Review: Rosenbaum’s Rescue *****

Review: Rosenbaum’s Rescue *****

Ivor Baddiel watched a play about a historical mystery about the escape of 8,000 Danish Jews to Sweden

Rosenbaum's Rescue explores the story of a tip-off from a high-ranking Nazi official that may well have led to saving the lives of  7,000 Danish Jews
Rosenbaum's Rescue explores the story of a tip-off from a high-ranking Nazi official that may well have led to saving the lives of 7,000 Danish Jews

There’s a lot of ground covered by Rosenbaum’s Rescue – miracles, religion versus science, love, family, friendship, deception, immigration, identity and at its heart a genuine historical mystery that remains unsolved to this day; how did almost 8,000 Danish Jews escape to Sweden in 1943, seemingly right under the noses of the occupying Nazis?

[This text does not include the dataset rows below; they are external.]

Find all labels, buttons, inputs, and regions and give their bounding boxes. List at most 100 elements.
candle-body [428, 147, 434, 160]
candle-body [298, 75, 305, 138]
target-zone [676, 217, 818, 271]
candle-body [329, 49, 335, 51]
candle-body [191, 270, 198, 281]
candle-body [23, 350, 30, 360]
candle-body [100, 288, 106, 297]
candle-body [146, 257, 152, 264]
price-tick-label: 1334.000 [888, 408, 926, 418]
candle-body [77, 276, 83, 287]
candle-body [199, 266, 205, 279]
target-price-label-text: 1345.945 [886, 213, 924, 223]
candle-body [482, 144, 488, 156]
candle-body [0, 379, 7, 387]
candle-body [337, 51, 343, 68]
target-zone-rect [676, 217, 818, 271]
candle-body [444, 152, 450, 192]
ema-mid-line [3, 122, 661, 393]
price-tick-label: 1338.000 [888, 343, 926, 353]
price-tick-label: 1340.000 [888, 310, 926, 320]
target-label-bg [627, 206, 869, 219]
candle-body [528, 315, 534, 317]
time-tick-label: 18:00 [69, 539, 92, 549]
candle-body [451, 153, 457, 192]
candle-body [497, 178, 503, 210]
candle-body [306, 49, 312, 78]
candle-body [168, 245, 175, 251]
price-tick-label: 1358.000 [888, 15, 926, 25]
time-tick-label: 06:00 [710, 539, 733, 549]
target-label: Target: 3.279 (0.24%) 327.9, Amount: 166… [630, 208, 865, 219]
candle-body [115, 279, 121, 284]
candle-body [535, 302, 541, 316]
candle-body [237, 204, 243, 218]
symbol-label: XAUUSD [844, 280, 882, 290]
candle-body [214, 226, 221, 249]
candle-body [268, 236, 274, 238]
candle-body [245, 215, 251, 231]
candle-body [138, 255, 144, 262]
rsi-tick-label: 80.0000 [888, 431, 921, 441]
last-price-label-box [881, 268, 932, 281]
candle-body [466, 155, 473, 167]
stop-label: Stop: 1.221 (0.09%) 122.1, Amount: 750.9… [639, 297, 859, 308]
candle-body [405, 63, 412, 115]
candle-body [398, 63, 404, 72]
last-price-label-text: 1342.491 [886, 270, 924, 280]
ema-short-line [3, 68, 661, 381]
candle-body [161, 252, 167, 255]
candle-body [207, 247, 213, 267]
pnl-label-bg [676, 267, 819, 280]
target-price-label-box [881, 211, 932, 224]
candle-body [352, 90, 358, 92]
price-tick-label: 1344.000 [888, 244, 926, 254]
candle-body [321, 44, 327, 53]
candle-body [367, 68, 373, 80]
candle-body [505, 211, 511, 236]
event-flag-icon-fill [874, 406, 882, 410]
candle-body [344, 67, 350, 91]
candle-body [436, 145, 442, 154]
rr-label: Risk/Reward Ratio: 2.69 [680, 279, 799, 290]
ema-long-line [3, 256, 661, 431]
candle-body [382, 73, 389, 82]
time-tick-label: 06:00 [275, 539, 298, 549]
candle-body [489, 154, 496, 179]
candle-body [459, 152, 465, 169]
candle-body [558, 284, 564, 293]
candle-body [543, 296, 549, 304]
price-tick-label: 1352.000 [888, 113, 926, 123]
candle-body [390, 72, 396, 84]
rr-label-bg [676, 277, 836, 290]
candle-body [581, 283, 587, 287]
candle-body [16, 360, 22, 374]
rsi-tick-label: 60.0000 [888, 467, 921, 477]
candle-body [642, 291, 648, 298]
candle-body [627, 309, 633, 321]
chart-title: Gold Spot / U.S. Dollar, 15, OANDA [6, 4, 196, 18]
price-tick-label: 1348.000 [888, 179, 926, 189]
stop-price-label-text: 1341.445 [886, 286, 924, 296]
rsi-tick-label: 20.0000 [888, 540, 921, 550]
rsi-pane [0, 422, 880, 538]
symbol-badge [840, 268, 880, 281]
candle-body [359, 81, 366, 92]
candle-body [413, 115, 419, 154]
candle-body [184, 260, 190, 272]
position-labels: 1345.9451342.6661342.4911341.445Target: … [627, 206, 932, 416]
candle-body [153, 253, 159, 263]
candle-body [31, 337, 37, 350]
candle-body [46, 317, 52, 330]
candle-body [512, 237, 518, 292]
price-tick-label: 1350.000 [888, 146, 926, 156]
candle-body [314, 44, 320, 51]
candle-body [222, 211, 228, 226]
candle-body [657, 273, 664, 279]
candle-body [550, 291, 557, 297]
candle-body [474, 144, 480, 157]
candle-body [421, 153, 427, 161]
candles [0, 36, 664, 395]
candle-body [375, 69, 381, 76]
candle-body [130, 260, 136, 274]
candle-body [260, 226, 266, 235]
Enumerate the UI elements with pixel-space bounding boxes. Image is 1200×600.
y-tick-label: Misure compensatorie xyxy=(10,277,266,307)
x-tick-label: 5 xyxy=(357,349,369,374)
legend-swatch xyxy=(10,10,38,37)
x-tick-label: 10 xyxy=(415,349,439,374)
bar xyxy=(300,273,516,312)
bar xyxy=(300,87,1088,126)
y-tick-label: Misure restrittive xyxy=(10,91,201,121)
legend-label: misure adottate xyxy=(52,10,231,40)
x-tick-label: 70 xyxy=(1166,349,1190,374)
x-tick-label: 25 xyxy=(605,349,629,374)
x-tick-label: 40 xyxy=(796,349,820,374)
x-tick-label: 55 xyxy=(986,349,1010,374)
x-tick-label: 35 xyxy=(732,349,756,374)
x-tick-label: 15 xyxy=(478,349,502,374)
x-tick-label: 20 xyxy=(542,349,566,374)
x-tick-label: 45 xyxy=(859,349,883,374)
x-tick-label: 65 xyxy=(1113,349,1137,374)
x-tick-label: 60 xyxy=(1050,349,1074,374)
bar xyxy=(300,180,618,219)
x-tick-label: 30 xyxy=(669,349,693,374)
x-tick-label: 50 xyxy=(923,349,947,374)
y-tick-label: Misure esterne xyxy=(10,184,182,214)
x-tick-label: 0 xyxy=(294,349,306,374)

Some, such as Abraham (played by David Bamber,) a religious man, believe G-d intervened, while his friend Lars (Neil McCaul), a historian and man of science, believe there may well be a more straightforward explanation.

This conflict between the two men is at the heart of the play, which takes place in Abraham and his wife, Sara’s (Julia Swift) Denmark home, the night Lars and his daughter Eva (Dorothea Myer-Bennett) pay them a visit.

It also happens to be the sixth night of Chanukah, an intriguing and surely not coincidental reference as I’ve recently found out that there is some doubt as to whether the miracle of Chanukah actually happened. (There’s my childhood gone, it feels a bit like how a Christian child might feel if Santa Claus’s existence was ever doubted. Don’t worry all you non-Jewish children reading this, he does.)

The weather, and in particular, snow, play a big part in proceedings, trapping the occupants in the property overnight and in to the next day during which time the historical conflict builds to its crescendo and inter-family/friend revelations aplenty reveal themselves, making for a charged and emotional atmosphere, all wrapped in a comfort blanket of a lot of laughs, and big ones as well, the play is properly funny.

Folle Bodin was a tailor and the grandfather of playwright Alexander Bodin Saphir

I caught up with the writer, Alexander Bodin Saphir afterwards, who, in a slight reversal of the traditional Jewish mother role, was extremely proud of the lavish, Danish themed spread his Jewish mother had laid on – the open sandwiches,  smørrebrød, were delicious, the Danish liquor type thing, Gammel Dansk, was less to my liking.

It also turns out that the story is very much his family story and one of the most important moments, when a high ranking Nazi official comes in to Abraham’s grandfather’s tailor’s shop in Denmark, really happened. As to what transpired when he came in, well, that is the mystery and if you want to know the answer you’ll have to go and see the play yourself. You won’t be disappointed if you do, the performances are great, and the story is compelling and thought-provoking with some genuinely laugh out loud moments. I’m not sure if Alexander’s mother will be laying on a spread every night though, but the theatre has a bar and café, so you won’t have to plutz about eating and drinking. Get yourselves down there.